Production is a decision-making process. Every choice about how to cut a joint, which adhesive to use, or how to respond to a timber defect is a design decision. Documenting these:
- Creates an evidence trail that supports evaluation
- Demonstrates critical thinking and problem-solving
- Shows that the designer is actively engaged in the process, not just following instructions mechanically
- Provides the basis for justifying modifications in the final evaluation
- Enables learning: what to do differently next time
Material decisions:
- Substitution of a material (original material unavailable, or performs poorly in trial)
- Choice of finish (why this paint/oil/stain over alternatives tested)
- How to deal with a defect in the material (knot in timber, inclusion in metal)
Process decisions:
- Choosing one joining method over another based on testing
- Adjusting machine settings (feed rate, depth of cut) to improve result quality
- Changing production sequence (doing step 5 before step 4 because it gave better access)
Design decisions:
- Minor form change discovered necessary during making
- Dimension adjustment based on assembly fit
- Addition or removal of a design feature
Safety decisions:
- Introducing a new control measure when a hazard was identified mid-production
- Choosing not to use a particular tool or chemical because the risk was unacceptable
Annotated production plan
- Write directly on the original plan: date, what was changed, and brief reason
- Use colour-coding: original plan in one colour; modifications in another
Production journal / design folio entries
- Structured written entries for each session
- Format: Date | Task | Decision Made | Reason | Effect on plan or quality
Photographic evidence with annotations
- ‘Before’ image (original or problem state) + ‘after’ image (solution)

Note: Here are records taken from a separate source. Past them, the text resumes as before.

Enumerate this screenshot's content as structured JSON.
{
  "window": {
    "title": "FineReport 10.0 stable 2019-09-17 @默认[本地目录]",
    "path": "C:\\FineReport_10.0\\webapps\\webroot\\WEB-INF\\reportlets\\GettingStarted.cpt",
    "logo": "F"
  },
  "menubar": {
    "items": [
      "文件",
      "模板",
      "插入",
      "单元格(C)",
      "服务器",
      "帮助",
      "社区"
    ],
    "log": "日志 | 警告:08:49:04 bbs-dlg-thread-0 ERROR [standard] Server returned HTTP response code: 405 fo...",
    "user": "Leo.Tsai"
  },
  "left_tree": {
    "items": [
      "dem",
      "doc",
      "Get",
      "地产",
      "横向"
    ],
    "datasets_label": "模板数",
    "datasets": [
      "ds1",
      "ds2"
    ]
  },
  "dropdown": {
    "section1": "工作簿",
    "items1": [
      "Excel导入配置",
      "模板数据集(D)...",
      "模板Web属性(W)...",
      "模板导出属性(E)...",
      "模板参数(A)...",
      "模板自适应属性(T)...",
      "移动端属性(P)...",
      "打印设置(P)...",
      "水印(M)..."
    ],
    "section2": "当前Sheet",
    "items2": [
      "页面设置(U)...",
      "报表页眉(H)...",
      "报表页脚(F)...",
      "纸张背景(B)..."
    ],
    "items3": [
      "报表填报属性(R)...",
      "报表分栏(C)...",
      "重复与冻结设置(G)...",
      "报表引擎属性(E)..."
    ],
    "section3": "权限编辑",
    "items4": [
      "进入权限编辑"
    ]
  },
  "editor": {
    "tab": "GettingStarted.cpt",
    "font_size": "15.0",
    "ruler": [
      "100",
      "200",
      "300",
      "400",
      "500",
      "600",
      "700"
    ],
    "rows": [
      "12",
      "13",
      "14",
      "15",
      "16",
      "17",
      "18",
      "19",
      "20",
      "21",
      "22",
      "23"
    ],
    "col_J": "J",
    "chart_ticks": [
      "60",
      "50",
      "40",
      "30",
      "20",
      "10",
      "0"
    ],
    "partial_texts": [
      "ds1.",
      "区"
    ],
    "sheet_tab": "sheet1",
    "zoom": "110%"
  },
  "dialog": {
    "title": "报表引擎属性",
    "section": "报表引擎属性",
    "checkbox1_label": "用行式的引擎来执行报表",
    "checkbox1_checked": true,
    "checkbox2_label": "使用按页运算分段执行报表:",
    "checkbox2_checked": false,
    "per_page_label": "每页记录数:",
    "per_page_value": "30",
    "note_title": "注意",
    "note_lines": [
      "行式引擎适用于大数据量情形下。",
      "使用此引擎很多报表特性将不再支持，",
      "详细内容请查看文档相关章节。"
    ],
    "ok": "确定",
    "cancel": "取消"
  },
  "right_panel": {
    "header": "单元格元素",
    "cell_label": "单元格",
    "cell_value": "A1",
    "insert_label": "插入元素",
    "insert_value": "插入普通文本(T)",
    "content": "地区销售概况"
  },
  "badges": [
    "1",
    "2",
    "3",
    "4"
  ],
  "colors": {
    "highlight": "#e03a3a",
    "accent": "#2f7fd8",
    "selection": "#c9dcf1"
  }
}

- Annotate with brief explanation of what was done and why
Modification log (tabular format)
| Date | Original plan | Modification made | Reason | Effect |
|---|---|---|---|---|
| 3 May | Glue and screw joint | Changed to mortise and tenon | Trial showed butt joint insufficient strength | 2 hours added to timeline; stronger joint achieved |
Video diary entries
- Brief video recording explaining a significant decision
- Authentic and detailed; difficult to fabricate post-hoc
- Useful for complex decisions involving multiple factors
In the evaluation, modifications are cited as evidence of:
- Response to testing (prototype revealed a flaw → design modified)
- Problem-solving (material or process challenge met creatively)
- Commitment to quality (chose the better but harder option)
- Design thinking in action (iterative improvement)
Modifications are not a sign of failure — they are a sign of active, responsive designing.
KEY TAKEAWAY: Documenting decisions and modifications transforms a production record from a task list into a design argument. It provides the evidence base for a high-quality evaluation.
EXAM TIP: A modification only has value if it is documented with reason and effect. ‘I changed the joint because the first one wasn’t strong enough’ is incomplete. ‘I changed from a butt joint to a halved joint after the butt joint failed a load test at 8 kg (the brief requires 10 kg)’ demonstrates rigour.